I agree with the right hon. Lady and reiterate Northern Ireland’s position on hydrogen, one of the new energy systems that we can all use to our benefit. I am very pleased to hear her mention the commitment to levelling up all the United Kingdom. Northern Ireland has to be part of that.
I completely agree and will come to that issue shortly. The hon. Gentleman’s comments about the prospects for hydrogen power in Northern Ireland are music to my ears. That is a good example of some of the measures that the Government are putting in place to ensure that we can green up and grow our energy security and energy accessibility, as well as having more green growth and jobs.
I spent 25 years in the financial services sector before coming to Parliament.

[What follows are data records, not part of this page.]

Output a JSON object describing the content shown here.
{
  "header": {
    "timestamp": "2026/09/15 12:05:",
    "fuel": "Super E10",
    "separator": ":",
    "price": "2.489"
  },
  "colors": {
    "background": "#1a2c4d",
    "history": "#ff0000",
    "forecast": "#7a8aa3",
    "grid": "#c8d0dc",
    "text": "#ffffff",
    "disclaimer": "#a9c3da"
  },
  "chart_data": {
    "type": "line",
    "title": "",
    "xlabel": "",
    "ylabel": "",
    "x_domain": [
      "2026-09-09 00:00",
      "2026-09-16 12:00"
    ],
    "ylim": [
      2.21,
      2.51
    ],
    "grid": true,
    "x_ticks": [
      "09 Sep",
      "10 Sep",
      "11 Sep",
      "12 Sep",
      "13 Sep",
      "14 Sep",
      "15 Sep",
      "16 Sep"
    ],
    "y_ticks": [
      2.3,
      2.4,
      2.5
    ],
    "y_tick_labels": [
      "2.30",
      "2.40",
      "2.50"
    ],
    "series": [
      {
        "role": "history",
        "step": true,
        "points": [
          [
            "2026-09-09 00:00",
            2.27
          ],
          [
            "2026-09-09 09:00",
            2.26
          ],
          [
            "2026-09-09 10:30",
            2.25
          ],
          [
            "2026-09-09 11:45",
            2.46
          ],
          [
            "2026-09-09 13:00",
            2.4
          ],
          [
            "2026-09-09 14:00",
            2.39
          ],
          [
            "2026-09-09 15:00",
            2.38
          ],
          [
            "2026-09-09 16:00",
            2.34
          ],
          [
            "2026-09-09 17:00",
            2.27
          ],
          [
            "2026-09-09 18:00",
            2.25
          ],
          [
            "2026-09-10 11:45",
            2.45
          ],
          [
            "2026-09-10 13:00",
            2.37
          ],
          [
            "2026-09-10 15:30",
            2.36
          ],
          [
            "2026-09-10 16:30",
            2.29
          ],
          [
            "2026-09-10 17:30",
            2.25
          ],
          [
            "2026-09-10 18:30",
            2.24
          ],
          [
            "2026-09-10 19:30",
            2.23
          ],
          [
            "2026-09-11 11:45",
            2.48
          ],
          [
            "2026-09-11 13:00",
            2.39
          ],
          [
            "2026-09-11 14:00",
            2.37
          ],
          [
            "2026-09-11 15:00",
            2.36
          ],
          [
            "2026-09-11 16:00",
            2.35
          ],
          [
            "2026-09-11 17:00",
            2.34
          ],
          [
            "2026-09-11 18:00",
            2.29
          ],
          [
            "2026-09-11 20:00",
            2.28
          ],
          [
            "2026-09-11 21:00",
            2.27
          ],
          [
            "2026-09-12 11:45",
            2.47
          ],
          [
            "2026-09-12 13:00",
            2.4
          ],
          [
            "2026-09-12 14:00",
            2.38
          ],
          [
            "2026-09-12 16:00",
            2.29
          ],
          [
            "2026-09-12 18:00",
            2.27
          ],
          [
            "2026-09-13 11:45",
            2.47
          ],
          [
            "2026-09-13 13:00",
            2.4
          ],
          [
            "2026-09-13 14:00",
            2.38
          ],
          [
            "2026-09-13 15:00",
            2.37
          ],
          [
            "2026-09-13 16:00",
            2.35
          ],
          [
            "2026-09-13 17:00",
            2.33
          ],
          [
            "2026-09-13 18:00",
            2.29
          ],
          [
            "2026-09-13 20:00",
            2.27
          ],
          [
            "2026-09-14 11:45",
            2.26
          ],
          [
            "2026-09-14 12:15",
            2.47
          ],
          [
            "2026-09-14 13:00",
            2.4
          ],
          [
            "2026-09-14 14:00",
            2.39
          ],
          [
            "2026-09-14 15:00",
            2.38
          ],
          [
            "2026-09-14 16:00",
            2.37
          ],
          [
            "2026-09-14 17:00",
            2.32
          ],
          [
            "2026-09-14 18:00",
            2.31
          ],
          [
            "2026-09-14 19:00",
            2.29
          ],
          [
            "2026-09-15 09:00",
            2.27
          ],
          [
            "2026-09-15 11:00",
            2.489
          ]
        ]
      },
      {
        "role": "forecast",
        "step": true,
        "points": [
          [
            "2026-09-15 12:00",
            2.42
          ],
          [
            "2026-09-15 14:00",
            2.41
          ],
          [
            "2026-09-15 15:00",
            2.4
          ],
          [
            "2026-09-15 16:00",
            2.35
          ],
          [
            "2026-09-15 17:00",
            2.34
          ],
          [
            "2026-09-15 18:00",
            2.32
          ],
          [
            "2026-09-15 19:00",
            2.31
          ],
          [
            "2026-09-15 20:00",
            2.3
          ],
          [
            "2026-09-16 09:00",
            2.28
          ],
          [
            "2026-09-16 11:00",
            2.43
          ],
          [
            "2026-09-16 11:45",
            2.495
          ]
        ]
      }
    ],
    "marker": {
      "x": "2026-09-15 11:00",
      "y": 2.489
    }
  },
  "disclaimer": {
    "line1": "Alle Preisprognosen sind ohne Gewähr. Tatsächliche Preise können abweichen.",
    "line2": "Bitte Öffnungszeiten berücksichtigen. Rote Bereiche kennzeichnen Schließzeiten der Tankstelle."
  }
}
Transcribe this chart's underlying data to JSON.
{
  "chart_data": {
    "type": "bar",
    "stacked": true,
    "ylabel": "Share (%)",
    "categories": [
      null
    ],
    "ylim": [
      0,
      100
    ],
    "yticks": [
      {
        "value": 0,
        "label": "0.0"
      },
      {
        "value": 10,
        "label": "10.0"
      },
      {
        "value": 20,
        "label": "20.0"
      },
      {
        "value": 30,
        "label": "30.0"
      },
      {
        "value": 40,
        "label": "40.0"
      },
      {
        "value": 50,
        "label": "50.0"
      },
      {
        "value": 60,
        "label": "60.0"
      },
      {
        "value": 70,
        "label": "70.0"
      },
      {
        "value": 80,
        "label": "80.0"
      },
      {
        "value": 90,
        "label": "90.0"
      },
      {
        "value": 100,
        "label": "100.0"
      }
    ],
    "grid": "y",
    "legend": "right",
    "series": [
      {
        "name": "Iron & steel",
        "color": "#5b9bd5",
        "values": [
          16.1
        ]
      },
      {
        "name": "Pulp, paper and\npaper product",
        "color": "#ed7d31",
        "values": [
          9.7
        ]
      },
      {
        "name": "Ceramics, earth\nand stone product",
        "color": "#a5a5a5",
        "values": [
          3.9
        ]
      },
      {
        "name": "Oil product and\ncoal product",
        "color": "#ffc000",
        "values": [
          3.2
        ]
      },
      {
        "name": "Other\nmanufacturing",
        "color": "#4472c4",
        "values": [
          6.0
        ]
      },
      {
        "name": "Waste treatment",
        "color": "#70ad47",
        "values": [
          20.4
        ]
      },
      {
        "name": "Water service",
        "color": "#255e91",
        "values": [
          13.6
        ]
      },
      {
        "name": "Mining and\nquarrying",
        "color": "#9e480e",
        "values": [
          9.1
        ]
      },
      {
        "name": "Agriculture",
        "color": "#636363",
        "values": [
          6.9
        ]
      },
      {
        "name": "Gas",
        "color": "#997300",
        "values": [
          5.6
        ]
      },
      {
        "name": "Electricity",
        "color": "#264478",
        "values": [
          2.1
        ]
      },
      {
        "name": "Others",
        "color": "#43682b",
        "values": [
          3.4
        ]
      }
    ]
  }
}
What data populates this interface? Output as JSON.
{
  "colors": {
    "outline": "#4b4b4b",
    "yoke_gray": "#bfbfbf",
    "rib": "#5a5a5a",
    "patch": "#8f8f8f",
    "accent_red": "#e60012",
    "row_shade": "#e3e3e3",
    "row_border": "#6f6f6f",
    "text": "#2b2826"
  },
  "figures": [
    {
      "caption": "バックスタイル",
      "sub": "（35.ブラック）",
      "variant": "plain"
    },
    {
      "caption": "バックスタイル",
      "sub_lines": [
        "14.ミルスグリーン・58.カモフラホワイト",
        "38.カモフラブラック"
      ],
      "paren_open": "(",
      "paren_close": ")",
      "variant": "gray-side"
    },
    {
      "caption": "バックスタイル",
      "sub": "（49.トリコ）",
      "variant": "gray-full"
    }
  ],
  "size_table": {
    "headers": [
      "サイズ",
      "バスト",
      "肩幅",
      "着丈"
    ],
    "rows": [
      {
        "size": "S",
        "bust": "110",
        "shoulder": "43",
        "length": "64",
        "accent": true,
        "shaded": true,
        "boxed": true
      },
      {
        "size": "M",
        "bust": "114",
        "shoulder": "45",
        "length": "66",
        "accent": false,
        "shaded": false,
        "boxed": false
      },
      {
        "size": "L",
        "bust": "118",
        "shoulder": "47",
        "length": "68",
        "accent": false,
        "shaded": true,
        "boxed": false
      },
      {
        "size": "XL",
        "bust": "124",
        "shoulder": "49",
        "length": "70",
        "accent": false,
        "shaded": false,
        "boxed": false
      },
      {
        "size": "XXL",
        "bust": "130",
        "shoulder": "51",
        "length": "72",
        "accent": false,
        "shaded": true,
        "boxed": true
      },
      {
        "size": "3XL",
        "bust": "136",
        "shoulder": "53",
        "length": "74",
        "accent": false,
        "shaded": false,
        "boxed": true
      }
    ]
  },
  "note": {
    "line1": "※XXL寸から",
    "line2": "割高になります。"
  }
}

That sector was always considered the jewel in the crown of the UK economy. Those jobs, however, were specifically in areas such as the City, Edinburgh, Bournemouth and Birmingham. They were not widespread across the country, tended to be a bit specialised and were not for everyone. However, there are jobs for everyone in the green technology sector. There are new apprenticeships for young people in installing electric car infrastructure and solar panels. There are jobs for people coming from the industrial clusters in the north and in Scotland who might want to retrain to work on offshore wind stations or in carbon capture usage and storage. There are lots of opportunities, including for the brilliant scientists and universities across the United Kingdom that are developing new technologies in the green space.
I believe that, for jobs and growth, the green space could be even bigger than financial services in the years to come. If I was a betting person, which I am not, I would bet that by 2030 more people will be employed in the UK across the green technology sector than in financial services today. I hope that the Government remain absolutely committed to that agenda.
I say to the hon. Lady that, as a separatist, she wants nothing more than to see the UK Government setting out any sort of possibility whatever that she can argue against with some sort of fake grievance. I want to appeal to the fabulous people of the United Kingdom: let us stick together.
I have some ideas. I think that we should share rights to one another’s health systems because, in Wales, there are serious problems with healthcare. I would like nothing more than to see Welsh citizens able to access the healthcare systems of England, Scotland or Northern Ireland whenever they want to, and vice versa. I would also love to see school exchanges right across the UK so that children, as they are growing up, can develop a better sense of the unity of the United Kingdom. I would love to see consideration given to more freeports around the United Kingdom and, particularly, to a freeport that could encompass the whole of Northern Ireland. It is one part of the UK that really needs and deserves a huge boost to jobs, growth and opportunity, so I would love to see a freeport that gives beneficial tax status and makes sure that Northern Ireland is integrally joined to and feels part of the United Kingdom.
The right hon. Lady is most gracious in giving way again. She is putting forward a good argument on behalf of the United Kingdom of Great Britain and Northern Ireland. I agree that we are always better together. To make that happen, however, the Northern Ireland protocol has to be addressed. Will she commit in this Chamber to ensuring that the Northern Ireland protocol is done away with and that we in Northern Ireland have the same rights as everyone else in this House?
I share the hon. Gentleman’s concern about the Northern Ireland protocol. I am absolutely determined that there should be no barriers to internal trade or any other form of union between all the component parts of the United Kingdom.